Financement de la santé basé sur la cotisation en nature : L’exemple de Kédougou

 

Par Ibrahima DIABEKHATE – Dans la région de Kédougou, le financement de la santé à travers leurs ressources naturelles est une réalité. Elle a abrité la semaine dernière, une série d’ateliers sur «l’identification et la mise en pratique des Mécanismes endogènes de financement de la santé». Il s’agit d’un cycle d’ateliers de réflexion sur la faisabilité des «Mécanismes endogènes de financement de la santé (Mefs)» : il est question de participations en nature, la mise en valeur d’un champ collectif qui englobe les producteurs, transformateurs, chambres de commerce, chefs de village, mutualistes, autorités administratives et sanitaires. C’est une façon de réduire la dépendance des populations à l’argent pour financer leur santé dans une région aussi pauvre que Kédougou. C’est très simple : ces mécanismes qui répondent à leur contexte, leur culture et leurs possibilités, tournent autour de la collecte de produits naturels comme le karité, le maad, le bouye, le foin, la paille.
L’Ong Cicodev Afrqiue, en collaboration avec l’Agence régionale de la Cmu de Kédougou et les mutuelles de santé, a parcouru les localités de Dakatély, Dar Salam (département de Salémata), Bembou, Sabodala (département de Saréya), Bandafassi et Fongolémbi (département de Kédougou), où le succès est palpable. «A Kédougou, les populations nous ont dit qu’elles n’avaient pas toujours de l’argent liquide pour payer leurs adhésions et cotisations aux mutuelles de santé. Mais qu’elles avaient des produits issus de leurs activités agricoles : du fonio, du madd, des nattes, de la poudre de pain de singe, etc., qu’elles étaient prêtes à donner en contrepartie de leurs frais d’adhésion et de cotisations aux mutuelles de santé. Nous sommes convaincus que seuls les Mécanismes endogènes de financement de la santé peuvent nous permettre d’atteindre notre objectif de taux de Couverture nationale de 75%. Il nous faut donc identifier ces Mefs, les reconnaître et les institutionnaliser», a déclaré le Directeur exécutif de Cicodev Afrique, Amadou Kanouté.

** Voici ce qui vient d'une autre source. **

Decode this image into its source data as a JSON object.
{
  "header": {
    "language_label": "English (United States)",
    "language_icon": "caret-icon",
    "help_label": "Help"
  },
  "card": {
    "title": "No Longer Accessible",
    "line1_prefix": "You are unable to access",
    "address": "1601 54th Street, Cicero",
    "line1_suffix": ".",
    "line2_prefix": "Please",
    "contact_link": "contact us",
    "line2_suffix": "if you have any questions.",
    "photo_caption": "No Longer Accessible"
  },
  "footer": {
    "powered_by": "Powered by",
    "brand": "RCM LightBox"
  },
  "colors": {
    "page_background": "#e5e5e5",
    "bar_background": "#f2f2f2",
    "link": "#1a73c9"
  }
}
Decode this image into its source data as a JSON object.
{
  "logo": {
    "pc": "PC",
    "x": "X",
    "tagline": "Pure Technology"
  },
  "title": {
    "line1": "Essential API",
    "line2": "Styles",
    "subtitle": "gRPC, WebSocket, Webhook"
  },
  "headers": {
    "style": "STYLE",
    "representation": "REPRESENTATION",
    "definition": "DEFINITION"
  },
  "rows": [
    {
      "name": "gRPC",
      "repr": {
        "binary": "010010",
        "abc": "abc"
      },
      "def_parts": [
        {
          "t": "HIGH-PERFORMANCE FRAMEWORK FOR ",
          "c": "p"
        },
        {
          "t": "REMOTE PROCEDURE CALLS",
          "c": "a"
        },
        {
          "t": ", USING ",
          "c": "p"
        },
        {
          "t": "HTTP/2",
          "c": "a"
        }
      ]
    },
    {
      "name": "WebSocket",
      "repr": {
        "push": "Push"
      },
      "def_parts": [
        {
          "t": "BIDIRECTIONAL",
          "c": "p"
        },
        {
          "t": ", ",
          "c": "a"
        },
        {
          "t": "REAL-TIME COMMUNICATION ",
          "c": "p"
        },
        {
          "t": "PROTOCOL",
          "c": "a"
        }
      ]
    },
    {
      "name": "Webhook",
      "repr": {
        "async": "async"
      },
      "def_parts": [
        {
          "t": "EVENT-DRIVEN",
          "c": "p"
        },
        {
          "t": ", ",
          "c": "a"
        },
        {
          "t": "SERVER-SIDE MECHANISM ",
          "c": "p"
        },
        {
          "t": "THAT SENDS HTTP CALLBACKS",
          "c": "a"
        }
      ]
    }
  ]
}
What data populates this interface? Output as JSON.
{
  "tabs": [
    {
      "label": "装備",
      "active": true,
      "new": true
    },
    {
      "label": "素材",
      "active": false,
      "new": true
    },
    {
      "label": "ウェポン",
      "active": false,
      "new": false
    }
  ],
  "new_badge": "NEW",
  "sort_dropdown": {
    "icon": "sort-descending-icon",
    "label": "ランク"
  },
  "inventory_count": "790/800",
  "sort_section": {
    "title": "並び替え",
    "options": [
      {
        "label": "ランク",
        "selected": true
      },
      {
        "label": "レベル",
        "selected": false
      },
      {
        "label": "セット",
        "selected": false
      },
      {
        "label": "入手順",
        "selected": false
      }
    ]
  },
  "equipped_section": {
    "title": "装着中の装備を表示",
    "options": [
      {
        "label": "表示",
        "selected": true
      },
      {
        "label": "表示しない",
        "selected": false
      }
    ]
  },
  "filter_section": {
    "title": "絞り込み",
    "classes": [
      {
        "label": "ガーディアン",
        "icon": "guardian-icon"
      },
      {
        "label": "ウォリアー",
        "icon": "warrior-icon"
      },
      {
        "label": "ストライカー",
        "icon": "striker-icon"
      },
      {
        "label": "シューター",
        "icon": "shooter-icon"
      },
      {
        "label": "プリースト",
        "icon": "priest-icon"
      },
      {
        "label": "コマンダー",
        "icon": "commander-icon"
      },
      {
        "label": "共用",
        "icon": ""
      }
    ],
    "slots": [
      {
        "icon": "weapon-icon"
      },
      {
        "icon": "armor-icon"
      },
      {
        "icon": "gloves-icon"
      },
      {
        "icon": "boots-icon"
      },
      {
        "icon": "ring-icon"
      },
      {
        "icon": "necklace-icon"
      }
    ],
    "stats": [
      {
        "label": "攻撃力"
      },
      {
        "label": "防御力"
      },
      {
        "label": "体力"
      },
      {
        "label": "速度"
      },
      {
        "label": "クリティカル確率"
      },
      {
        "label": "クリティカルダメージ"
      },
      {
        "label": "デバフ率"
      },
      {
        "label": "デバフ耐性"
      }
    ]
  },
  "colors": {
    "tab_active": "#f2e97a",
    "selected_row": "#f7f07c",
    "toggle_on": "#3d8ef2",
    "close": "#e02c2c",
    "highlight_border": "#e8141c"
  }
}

Au Sénégal, les comptes nationaux de la santé révèlent que les ménages contribuent à hauteur de 52% aux frais de santé. Ces contributions reposent sur une minorité de citoyens qui ont la capacité de couvrir leurs frais de santé et ceux de leurs familles. Ce constat exclut naturellement une grande majorité de citoyens qui, même s’ils sont pauvres, sont pour autant capables de produire pour subvenir à leurs besoins essentiels. Il suffit juste que des mécanismes soient mis en place pour les aider à valoriser leurs capacités productives et, avec les ressources ainsi générées, pouvoir adhérer aux mutuelles de santé. Aujourd’hui, il y a une adhésion massive des populations et aussi des élus locaux de Kédougou, qui se sont «engagés à faire des délibérations pour octroyer des terres, champs collectifs aux populations qui en feront la demande» et à octroyer d’importantes sommes d’argent allant de 100 mille à 2 millions F Cfa pour l’achat de semences, entre autres. «La stratégie des Mefs est une démarche innovante pour un financement efficient de la santé. Cette dernière étant une compétence transférée, il nous faut saisir l’opportunité des Mefs pour asseoir un système de santé adéquatement ressourcé», renchérit Souhaibou Ba, maire de Dakatély. «(…) C’est important pour l’Etat de voir les mutuelles fonctionner pleinement. Un Etat a toujours besoin de partenaires engagés comme Cicodev Afrique pour mettre en œuvre sa politique publique», enchaîne Mbaye Seck, adjoint au sous-préfet de Bembou.
Directeur de l’Agence régionale de la Couverture maladie universelle à Kédougou, Ousseynou Diop soutient : «Avec l’appui de Cicodev Afrique, la Cmu dispose pour la première fois, d’un partenaire constant qui ne cesse de nous pousser à mener des actions pour atteindre nos objectifs.»